Review by Booklist Review
Peripatetic florist Merrick's first book a love story to flowers, and finding beauty in the humblest of places is a composite of journals, lists, practical advice, and photographs and illustrations of both plain and fancy blooms and greens. The book's seven sections how to select flowers, the story of an arrangement, in the city, in the country, fancy things, humble pleasures, and going far away mirror her lives: as a florist, as a resident of Manhattan and her family's summer home, as a traveler, and as an observer of the spectacular and the everyday. The best way to describe this very personal publishing contribution is through Merrick's own words. A miniature vase is a witty wink for a small stem. Use clippings and ask permission to be a gracious forager, she advises. At first glance, sunflowers have no secrets. Poppies are nearly narcotic in a vase. And she shares an untranslatable Japanese phrase about cherry blossoms. This is as much to be experienced as to be read.--Barbara Jacobs Copyright 2010 Booklist
From Booklist, Copyright (c) American Library Association. Used with permission.

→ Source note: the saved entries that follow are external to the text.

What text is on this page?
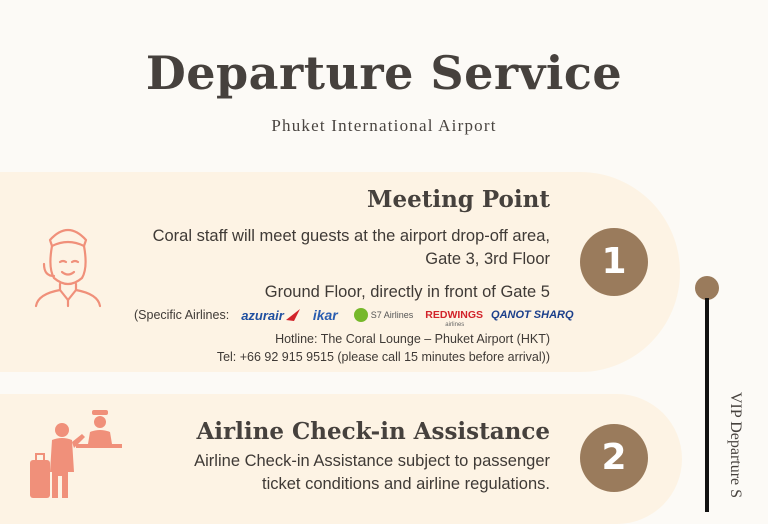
Departure Service
Phuket International Airport
1
Meeting Point
Coral staff will meet guests at the airport drop-off area,
Gate 3, 3rd Floor
Ground Floor, directly in front of Gate 5
(Specific Airlines: azurair ikar	S7 Airlines REDWINGS
airlines
QANOT SHARQ
Hotline: The Coral Lounge – Phuket Airport (HKT)
Tel: +66 92 915 9515 (please call 15 minutes before arrival))
VIP Departure S
2
Airline Check-in Assistance
Airline Check-in Assistance subject to passenger
ticket conditions and airline regulations.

Review by Publisher's Weekly Review
Merrick, a stylist turned florist, delivers an homage to all things flower-related in this opulent scrapbook-style gift book that will inspire creativity in some, and envy in others, toward the Instagram-ready lifestyle it portrays. Merrick's trendy use of unstructured, wild-looking bouquets are a key part of the book, as are her accounts how she acquired and honed her style--at Elmwood, her family's summer home in New Hampshire; by collaborating with a Japanese florist in a flower-arranging class; designing informal arrangements for small social events; and picking wildflowers in a Brooklyn parking lot. The perfectly curated evocation of another, more genteel era, through china teacups, gingham wallpaper, and ginger jars--as well as, of course, floral arrangements--should prove seductive to many readers. In one of the most memorable essays, Merrick vividly recalls describing the "smallest bedroom" (her own) where "from my pillow (with its antique, lace-trimmed case), I can watch the moon rising over the lake and see a thousand stars glow over the mountains." There is plenty of aspirational appeal to Merrick's flawless, seemingly effortless arrangements, but longtime floral enthusiasts may find a sense of the perspirational lacking from her expertly appointed guide. (Oct.)